The Seminar in Geometry and Statistics takes place monthly at the Department of Mathematics and Data Science of VUB (Building G, Sixth Floor, Room 6.60). It is flexible in terms of schedule and topics, though topics revolve around geometry and statistics.

Forthcoming talks

DATE: Wednesday 11 September 2024 at 11:00

 

SPEAKER: Pierre-Antoine Absil (UCLouvain)

 

TITLE: Feasible and Infeasible Optimization on Manifolds

 

ABSTRACT: This talks gives an introduction to the area of optimization on manifolds - also termed Riemannian optimization - and its applications in engineering and the sciences. Such applications arise when the optimization problem can be formulated as finding an optimum of a real-valued cost function defined on a smooth nonlinear search space. Oftentimes, the search space is a "matrix manifold", in the sense that its points admit natural representations in the form of matrices. In most cases, the matrix manifold structure is due either to the presence of nonlinear constraints (such as orthogonality or rank constraints), or to invariance properties in the cost function that need to be factored out in order to obtain a nondegenerate optimization problem. Manifolds that come up in applications include the rotation group SO(3) (e.g., for the generation of rigid body motions from sample points), the set of fixed-rank matrices (appearing for example in low-rank models for recommender systems), the set of 3x3 symmetric positive-definite matrices (e.g., for the interpolation and denoising of diffusion tensors in brain imaging), and the shape manifold (involved notably in morphing tasks).
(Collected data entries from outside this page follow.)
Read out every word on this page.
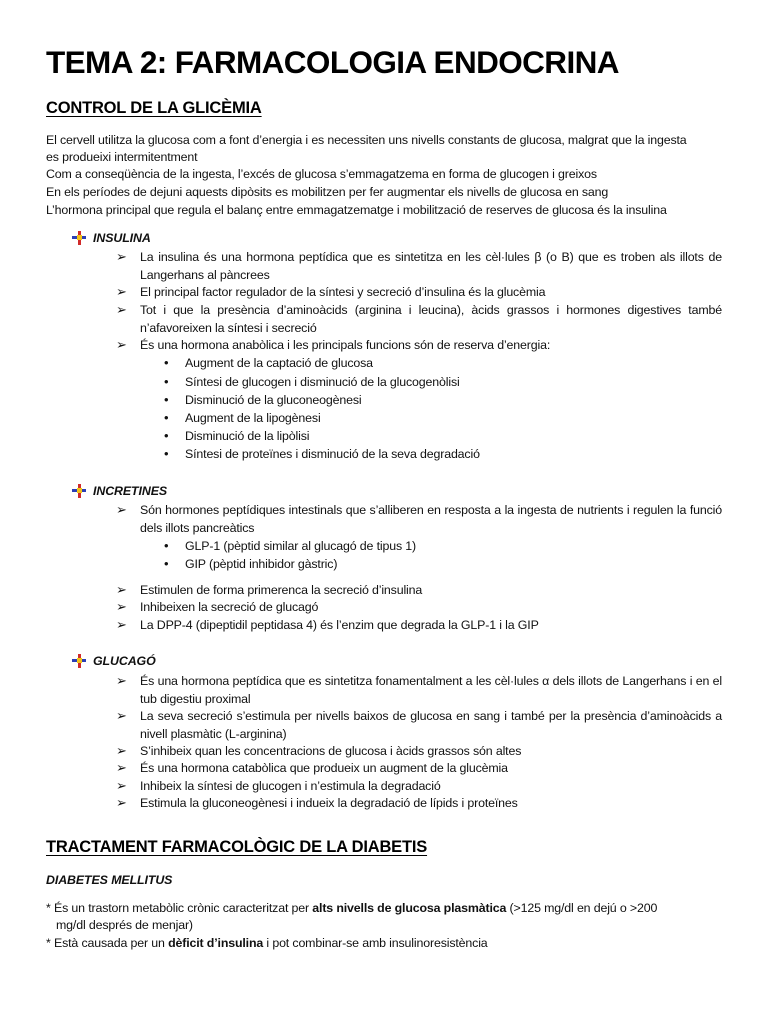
TEMA 2: FARMACOLOGIA ENDOCRINA
CONTROL DE LA GLICÈMIA
El cervell utilitza la glucosa com a font d’energia i es necessiten uns nivells constants de glucosa, malgrat que la ingesta
es produeixi intermitentment
Com a conseqüència de la ingesta, l’excés de glucosa s’emmagatzema en forma de glucogen i greixos
En els períodes de dejuni aquests dipòsits es mobilitzen per fer augmentar els nivells de glucosa en sang
L’hormona principal que regula el balanç entre emmagatzematge i mobilització de reserves de glucosa és la insulina
INSULINA
➢ La insulina és una hormona peptídica que es sintetitza en les cèl·lules β (o B) que es troben als illots de Langerhans al pàncrees
➢ El principal factor regulador de la síntesi y secreció d’insulina és la glucèmia
➢ Tot i que la presència d’aminoàcids (arginina i leucina), àcids grassos i hormones digestives també n’afavoreixen la síntesi i secreció
➢ És una hormona anabòlica i les principals funcions són de reserva d’energia:
• Augment de la captació de glucosa
• Síntesi de glucogen i disminució de la glucogenòlisi
• Disminució de la gluconeogènesi
• Augment de la lipogènesi
• Disminució de la lipòlisi
• Síntesi de proteïnes i disminució de la seva degradació
INCRETINES
➢ Són hormones peptídiques intestinals que s’alliberen en resposta a la ingesta de nutrients i regulen la funció dels illots pancreàtics
• GLP-1 (pèptid similar al glucagó de tipus 1)
• GIP (pèptid inhibidor gàstric)
➢ Estimulen de forma primerenca la secreció d’insulina
➢ Inhibeixen la secreció de glucagó
➢ La DPP-4 (dipeptidil peptidasa 4) és l’enzim que degrada la GLP-1 i la GIP
GLUCAGÓ
➢ És una hormona peptídica que es sintetitza fonamentalment a les cèl·lules α dels illots de Langerhans i en el tub digestiu proximal
➢ La seva secreció s’estimula per nivells baixos de glucosa en sang i també per la presència d’aminoàcids a nivell plasmàtic (L-arginina)
➢ S’inhibeix quan les concentracions de glucosa i àcids grassos són altes
➢ És una hormona catabòlica que produeix un augment de la glucèmia
➢ Inhibeix la síntesi de glucogen i n’estimula la degradació
➢ Estimula la gluconeogènesi i indueix la degradació de lípids i proteïnes
TRACTAMENT FARMACOLÒGIC DE LA DIABETIS
DIABETES MELLITUS
* És un trastorn metabòlic crònic caracteritzat per alts nivells de glucosa plasmàtica (>125 mg/dl en dejú o >200
mg/dl després de menjar)
* Està causada per un dèficit d’insulina i pot combinar-se amb insulinoresistència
In the recent years, the practical importance of optimization problems on manifolds has stimulated the development of geometric optimization algorithms that exploit the differential structure of the manifold search space. In this talk, we give an overview of geometric optimization algorithms and their applications, with an emphasis on recently developed infeasible optimization methods, in the sense that the iterates do not belong to the manifold but converge to it.

 

 

 

**************************************************************************************************

 

 

 

DATE: October

 

SPEAKER: TBA

 

TITLE: TBA

 

ABSTRACT: TBA

 

 

 

**************************************************************************************************

 

 

 

DATE: Somewhere between Tuesday 12 Novembre 2024 and Thursday 14 November 2024

 

SPEAKER: Claire Brécheteau (Nantes Université)

 

TITLE: TBA

 

ABSTRACT: TBA

 

 

 

**************************************************************************************************

 

 

 

DATE: December

 

SPEAKER: TBA

 

TITLE: TBA

 

ABSTRACT: TBA

 

 

 

**************************************************************************************************

 

 

 

DATE: Thursday 23 January 2025

 

SPEAKER: Eddie Aamari (École Normale Supérieure de Paris)

 

TITLE: A theory of stratification learning: clustering-by-dimensionality with reconstruction

 

ABSTRACT: Given i.i.d. random variables X_1, ..., X_n in R^D drawn from a stratified mixture \cup_k M_k of immersed C2-manifolds of different dimensions d_k with k at most K, we study the minimax estimation of the family M_k and the associated unsupervised clustering problem. We provide a constructive algorithm allowing to estimate each mixture component M_k at its optimal dimension-specific rate (log n /n)^{2/d_k} adaptively. The method is based on an ascending hierarchical co-detection of points belonging to different layers which also identifies the number of layers K, the dimensions d_k, assign each point X_i to a layer accurately, and estimate tangent spaces optimally. The results hold regardless of any reach assumption on the M_k's nor on intersection configurations M_k \cap M_{k'}. They open the way to a broad clustering framework, where each mixture component (or stratum) M_k models a cluster, emanating from a specific nonlinear correlation phenomenon leaving only d_k local degrees of freedom.